VK Cloud logo
Updated at October 31, 2023   06:09 AM

Speech recognition

There are two types of speech recognition available:

  • recognition of audio files;
  • recognition of streaming audio.

Recognize audio files

To recognize speech from an audio file, send the audio file in the body of the POST request to https://voice.mcs.mail.ru/asr, specifying the correct Content -Type in header.

Request example:

curl -L --request POST 'https://voice.mcs.mail.ru/asr'--header 'Content-Type: audio/ogg; codecs=opus'--header 'Authorization: Bearer xxxxxxxxxx'--data-binary '@/Users/User/tts.ogg'

Answer example:

{	"qid": "0ac6294a351d42ad859404ecd349e4b9",	"result": {		"texts": [			{				"text": "hello alice",				"confidence": 1.0,				"punctuated_text": "Hello, Alice."			}		],		"phrase_id": "20220921-1515-4d75-92b4-24b6c101ba6a"	}}

Supported audio formats

container
Codec
content-type
WAV
audio/wave
ogg
Opus
audio/ogg codecs=opus

Restrictions

Restriction
Meaning
Maximum audio file size
20 Mb
Maximum audio duration
5 min
Maximum number of channels
1

Error codes

Code
Status
Description
4009
400
Audio size too big
4033
400
Unknown audio format
4034
400
Audio is corrupted or in an unexpected format
4043
400
Too long audio
4044
400
Unsupported number of audio channels
4045
400
Unsupported audio sample rate
4048
400
Invalid token
4049
400
Inactive project VK Cloud

Recognize streaming audio

To recognize a chunk (small piece of speech), you need to send a request to create a task. After that, it will be possible to send chunks and receive the final result.

Request to create a task

In order to create a task, it is enough to send a POST request to https://voice.mcs.mail.ru/asr_stream/create_task with an authorization header with access_token, the response will be task_id, task_token.

Request example:

curl --request POST \  --url https://voice.mcs.mail.ru/asr_stream/create_task  --header 'Authorization: Bearer access_tokenxxxxxxxx'

Answer example:

{  "qid": "61b5cf067c494b4a9a0b87a3c43e37ef",  "result": {    "task_id": "05ad987e-ceee-4186-acdb-956148b91692",    "task_token": "040b2fcfc3d9b9806b691070e873125dfc0450a8251887ba91b19be08eb3951c"  }}

Request to send a chunk

A chunk is an audio fragment of the selected format, respectively, headers must be present in each chunk.

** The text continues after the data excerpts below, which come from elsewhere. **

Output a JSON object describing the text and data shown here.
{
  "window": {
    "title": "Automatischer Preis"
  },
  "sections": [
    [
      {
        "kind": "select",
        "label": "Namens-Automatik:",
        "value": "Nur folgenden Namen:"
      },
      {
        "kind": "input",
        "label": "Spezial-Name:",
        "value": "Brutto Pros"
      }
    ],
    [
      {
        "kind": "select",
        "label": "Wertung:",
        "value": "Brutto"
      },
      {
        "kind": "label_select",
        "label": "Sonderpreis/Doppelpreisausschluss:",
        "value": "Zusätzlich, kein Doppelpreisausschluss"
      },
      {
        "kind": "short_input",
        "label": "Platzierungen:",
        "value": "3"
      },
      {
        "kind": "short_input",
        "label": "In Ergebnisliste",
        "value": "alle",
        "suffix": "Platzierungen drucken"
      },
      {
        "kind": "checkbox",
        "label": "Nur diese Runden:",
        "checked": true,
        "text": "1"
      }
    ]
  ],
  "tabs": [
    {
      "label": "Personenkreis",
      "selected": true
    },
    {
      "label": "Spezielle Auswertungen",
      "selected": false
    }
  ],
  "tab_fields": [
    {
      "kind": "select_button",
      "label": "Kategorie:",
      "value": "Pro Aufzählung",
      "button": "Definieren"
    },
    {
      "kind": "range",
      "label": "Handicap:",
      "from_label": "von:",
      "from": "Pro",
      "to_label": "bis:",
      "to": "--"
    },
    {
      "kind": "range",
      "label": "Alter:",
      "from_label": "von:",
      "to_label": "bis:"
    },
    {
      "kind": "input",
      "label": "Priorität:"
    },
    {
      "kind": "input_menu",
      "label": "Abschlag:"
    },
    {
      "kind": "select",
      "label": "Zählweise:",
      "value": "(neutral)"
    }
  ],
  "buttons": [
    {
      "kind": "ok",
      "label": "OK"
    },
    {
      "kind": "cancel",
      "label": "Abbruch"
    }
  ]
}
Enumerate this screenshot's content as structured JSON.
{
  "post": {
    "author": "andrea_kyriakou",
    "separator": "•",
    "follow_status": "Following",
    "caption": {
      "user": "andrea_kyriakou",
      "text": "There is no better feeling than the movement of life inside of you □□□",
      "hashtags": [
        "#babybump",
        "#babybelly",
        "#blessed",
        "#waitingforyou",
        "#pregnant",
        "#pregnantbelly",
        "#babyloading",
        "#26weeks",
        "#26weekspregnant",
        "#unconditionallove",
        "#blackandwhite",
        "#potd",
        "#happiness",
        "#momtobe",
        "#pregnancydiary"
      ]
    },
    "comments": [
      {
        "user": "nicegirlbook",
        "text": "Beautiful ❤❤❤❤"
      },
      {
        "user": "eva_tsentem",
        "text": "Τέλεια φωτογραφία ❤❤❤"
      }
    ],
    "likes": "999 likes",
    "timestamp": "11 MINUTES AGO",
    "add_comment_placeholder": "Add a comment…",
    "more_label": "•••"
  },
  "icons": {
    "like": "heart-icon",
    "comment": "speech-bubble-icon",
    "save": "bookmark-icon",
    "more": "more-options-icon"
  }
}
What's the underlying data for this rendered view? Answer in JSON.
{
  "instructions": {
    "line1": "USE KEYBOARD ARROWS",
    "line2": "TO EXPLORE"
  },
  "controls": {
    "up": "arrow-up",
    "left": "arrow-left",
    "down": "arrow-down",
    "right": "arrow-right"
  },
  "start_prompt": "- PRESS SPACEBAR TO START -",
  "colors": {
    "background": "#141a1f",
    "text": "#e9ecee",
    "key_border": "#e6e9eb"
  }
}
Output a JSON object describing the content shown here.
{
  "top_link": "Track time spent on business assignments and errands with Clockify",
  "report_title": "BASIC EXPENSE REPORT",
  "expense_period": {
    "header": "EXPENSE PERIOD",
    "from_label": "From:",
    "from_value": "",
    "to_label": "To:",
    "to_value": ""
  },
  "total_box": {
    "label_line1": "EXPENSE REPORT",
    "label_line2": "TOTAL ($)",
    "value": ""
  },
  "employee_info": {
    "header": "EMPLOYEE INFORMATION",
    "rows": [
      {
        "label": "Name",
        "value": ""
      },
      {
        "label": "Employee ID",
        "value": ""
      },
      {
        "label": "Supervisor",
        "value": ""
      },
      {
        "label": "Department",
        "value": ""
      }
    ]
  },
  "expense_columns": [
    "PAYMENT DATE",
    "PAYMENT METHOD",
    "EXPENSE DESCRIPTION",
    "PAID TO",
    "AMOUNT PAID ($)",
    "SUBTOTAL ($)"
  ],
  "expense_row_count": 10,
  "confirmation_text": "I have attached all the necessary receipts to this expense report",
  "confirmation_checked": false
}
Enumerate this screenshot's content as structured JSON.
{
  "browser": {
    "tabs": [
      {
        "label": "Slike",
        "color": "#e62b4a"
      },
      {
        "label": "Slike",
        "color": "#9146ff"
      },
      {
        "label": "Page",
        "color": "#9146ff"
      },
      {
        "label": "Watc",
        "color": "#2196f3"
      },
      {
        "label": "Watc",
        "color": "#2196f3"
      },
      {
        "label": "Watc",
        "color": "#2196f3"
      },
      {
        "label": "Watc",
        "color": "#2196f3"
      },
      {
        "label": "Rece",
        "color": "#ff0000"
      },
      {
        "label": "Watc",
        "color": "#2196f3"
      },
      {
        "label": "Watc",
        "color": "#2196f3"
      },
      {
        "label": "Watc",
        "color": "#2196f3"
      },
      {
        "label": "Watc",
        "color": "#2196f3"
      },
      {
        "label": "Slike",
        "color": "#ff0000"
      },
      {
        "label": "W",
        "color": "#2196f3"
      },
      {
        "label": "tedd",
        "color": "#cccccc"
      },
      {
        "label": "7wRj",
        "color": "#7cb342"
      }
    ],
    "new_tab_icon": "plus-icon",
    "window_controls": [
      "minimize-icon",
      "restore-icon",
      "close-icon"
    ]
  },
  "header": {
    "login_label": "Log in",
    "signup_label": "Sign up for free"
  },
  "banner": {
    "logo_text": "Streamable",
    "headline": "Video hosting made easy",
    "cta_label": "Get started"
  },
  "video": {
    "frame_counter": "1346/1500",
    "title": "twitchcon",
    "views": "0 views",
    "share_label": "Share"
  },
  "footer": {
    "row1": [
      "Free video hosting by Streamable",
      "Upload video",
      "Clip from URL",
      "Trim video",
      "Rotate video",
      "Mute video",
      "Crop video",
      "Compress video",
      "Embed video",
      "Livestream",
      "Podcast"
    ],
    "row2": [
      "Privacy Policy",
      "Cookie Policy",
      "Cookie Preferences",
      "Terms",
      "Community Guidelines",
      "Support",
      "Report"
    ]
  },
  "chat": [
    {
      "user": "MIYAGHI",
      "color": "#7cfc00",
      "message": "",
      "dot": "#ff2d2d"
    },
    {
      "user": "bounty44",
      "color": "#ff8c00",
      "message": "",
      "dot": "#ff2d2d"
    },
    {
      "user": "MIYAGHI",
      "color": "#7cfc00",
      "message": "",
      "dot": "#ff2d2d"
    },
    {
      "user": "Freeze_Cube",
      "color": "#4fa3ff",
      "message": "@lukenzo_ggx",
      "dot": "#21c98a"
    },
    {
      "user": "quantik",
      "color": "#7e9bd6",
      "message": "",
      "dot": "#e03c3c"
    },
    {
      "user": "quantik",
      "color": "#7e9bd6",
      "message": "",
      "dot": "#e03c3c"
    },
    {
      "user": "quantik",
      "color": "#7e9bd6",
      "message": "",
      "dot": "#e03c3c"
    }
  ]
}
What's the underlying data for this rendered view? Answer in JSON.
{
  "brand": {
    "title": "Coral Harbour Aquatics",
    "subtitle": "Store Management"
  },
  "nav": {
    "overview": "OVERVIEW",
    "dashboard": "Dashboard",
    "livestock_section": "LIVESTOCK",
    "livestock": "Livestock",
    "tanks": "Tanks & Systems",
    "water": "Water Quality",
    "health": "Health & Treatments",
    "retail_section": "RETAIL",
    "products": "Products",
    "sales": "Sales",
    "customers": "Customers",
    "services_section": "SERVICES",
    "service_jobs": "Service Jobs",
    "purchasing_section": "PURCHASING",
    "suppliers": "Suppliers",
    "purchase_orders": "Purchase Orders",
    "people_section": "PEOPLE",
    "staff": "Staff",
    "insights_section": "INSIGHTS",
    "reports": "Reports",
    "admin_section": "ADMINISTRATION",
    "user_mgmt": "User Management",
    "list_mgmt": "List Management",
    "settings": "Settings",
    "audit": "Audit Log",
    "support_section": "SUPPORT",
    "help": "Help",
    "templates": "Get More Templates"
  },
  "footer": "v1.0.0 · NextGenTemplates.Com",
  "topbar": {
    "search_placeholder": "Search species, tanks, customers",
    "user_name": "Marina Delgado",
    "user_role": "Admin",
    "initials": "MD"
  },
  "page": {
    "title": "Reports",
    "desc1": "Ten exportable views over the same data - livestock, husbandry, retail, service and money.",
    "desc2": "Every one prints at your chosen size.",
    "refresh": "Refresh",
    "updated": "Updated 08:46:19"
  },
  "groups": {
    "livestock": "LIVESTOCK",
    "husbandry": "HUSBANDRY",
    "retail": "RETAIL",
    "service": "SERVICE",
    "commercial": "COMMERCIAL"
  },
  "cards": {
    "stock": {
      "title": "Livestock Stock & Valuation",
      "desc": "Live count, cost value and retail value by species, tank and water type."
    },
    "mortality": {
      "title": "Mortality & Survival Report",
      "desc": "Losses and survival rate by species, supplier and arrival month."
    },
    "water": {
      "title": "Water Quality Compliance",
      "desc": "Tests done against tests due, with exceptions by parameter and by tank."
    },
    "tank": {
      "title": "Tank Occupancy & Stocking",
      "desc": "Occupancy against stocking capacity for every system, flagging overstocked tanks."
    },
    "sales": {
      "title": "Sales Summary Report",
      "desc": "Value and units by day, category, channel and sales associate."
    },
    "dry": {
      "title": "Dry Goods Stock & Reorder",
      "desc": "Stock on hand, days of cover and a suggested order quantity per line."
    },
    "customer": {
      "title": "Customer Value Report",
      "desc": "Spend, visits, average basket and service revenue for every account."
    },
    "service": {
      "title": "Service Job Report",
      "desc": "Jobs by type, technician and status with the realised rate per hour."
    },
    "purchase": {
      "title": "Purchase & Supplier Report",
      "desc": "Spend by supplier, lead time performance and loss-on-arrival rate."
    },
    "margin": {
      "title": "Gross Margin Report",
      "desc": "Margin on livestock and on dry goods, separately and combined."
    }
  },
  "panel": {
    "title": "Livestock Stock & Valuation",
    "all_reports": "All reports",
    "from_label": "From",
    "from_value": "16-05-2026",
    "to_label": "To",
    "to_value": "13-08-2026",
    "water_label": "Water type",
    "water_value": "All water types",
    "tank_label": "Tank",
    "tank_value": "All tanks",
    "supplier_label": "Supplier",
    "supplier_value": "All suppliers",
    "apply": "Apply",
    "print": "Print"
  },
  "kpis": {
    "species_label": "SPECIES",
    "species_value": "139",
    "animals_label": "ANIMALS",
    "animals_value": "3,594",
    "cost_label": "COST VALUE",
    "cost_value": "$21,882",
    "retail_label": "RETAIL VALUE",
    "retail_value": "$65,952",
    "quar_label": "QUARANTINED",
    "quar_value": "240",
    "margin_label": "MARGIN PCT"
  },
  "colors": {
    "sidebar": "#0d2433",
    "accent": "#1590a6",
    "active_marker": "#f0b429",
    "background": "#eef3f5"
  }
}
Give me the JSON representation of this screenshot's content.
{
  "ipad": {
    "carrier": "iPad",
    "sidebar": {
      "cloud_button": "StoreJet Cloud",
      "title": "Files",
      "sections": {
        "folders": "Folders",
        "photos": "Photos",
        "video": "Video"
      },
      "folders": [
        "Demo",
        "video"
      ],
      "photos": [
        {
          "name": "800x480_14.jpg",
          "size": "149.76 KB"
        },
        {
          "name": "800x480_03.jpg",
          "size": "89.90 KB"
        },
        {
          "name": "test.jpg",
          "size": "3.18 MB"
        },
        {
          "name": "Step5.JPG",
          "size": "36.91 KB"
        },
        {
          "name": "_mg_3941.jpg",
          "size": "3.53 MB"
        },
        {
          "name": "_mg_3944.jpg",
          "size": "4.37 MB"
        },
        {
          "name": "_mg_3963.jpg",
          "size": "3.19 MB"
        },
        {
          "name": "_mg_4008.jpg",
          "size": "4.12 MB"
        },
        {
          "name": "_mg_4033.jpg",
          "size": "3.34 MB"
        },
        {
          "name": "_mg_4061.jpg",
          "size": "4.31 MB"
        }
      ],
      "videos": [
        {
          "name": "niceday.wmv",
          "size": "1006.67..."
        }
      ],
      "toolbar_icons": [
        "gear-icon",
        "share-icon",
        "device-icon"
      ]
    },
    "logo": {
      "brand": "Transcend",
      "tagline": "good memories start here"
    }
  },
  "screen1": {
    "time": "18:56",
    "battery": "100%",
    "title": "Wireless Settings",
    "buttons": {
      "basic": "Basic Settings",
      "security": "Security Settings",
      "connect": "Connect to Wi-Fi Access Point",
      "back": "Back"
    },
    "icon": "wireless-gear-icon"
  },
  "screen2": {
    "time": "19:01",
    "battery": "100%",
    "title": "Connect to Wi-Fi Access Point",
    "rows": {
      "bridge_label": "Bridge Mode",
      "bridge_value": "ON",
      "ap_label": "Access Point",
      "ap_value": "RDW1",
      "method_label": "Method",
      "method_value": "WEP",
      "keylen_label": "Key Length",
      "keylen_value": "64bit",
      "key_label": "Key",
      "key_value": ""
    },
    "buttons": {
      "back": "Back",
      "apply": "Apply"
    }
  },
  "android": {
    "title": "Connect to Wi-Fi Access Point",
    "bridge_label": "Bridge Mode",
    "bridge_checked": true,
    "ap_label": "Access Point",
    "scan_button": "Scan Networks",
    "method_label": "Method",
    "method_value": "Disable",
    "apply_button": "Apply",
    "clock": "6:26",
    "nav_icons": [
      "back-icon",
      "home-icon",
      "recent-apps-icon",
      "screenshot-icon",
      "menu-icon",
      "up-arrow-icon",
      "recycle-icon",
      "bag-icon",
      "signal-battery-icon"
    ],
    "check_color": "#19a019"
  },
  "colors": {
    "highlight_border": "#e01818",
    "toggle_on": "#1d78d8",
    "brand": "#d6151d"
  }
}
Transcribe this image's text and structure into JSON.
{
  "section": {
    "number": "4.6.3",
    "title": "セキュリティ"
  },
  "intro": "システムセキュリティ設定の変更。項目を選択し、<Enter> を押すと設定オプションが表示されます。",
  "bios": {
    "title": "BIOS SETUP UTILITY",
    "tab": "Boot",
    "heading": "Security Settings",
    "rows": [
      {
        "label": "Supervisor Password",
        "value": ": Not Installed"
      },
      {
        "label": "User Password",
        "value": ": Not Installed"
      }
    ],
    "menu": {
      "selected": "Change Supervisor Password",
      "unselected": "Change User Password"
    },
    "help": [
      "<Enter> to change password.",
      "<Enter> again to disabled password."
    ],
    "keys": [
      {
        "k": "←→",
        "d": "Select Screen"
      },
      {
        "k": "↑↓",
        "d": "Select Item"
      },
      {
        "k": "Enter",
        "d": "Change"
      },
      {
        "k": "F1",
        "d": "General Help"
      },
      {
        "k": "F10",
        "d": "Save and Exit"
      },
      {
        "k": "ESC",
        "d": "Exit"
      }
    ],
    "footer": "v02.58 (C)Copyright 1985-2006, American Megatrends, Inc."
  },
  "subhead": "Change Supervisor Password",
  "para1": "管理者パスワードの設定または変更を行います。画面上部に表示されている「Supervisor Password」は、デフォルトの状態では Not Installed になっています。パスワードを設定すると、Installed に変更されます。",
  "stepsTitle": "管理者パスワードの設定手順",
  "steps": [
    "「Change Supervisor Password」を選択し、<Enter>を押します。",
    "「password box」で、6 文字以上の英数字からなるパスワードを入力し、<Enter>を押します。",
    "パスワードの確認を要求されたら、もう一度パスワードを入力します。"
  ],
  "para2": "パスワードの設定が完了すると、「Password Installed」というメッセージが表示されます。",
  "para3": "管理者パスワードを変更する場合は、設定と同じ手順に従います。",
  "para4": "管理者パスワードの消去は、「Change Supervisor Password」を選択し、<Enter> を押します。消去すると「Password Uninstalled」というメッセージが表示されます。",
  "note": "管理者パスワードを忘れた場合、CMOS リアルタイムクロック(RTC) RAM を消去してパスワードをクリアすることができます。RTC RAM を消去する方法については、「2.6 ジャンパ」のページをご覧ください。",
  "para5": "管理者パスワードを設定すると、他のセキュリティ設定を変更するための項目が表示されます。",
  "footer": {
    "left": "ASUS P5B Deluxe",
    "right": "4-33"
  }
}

To send a chunk, all you need to do is:

  • send a POST request to https://voice.mcs.mail.ru/asr_stream/add_chunk, passing in the Authorization-task_token header;
  • pass task_id and chunk_num in GET parameters (numbering starts from 0);
  • specify the correct Content-Type in the request header.
  • a chunk is sent in the request body, which is an array of bytes in wav or ogg format.

The response will be the result of chunk recognition.

Request example:

curl --request POST \  --url 'https://voice.mcs.mail.ru/asr_stream/add_chunk?task_id=xxxxx&chunk_num=2' \  --header 'Authorization: Bearer task_tokenxxxxxxxx' \  --header 'Content-Type: audio/wave' \  --data 'xxxxxxxxxx'

Answer example:

{  "qid": "4d44cb0eb81f4e7f84a7997ec4f2f3c4",  "result": {    "text": "hello marusya"  }}

Supported audio formats

Container
Codek
Content type
WAV
audio/wave
ogg
Opus
audio/ogg codecs=opus

Restrictions

Restriction
Meaning
Maximum chunk size
32100 B
Maximum chunk duration
1 s
Maximum number of channels
1
Minimum number of chunks
5

Request to get the end result of the task

At any time after sending chunks, you can get the result, for this you need to send a GET request to https://voice.mcs.mail.ru/asr_stream/get_result, passing Authorization-task_token in the header, task_id in the GET parameters.

The response will include the recognition result with the current status of the task.

Request example:

curl --request GET \  --url 'https://voice.mcs.mail.ru/asr_stream/get_result?task_id=xxxxx' \  --header 'Authorization: Bearer task_tokenxxxxxxxx' \

Answer example:

{  "qid": "517e5ba9f4a9465c9d73778bedac0808",  "result": {    "text": "hello marusya hello marusya",    "status": "done"  }}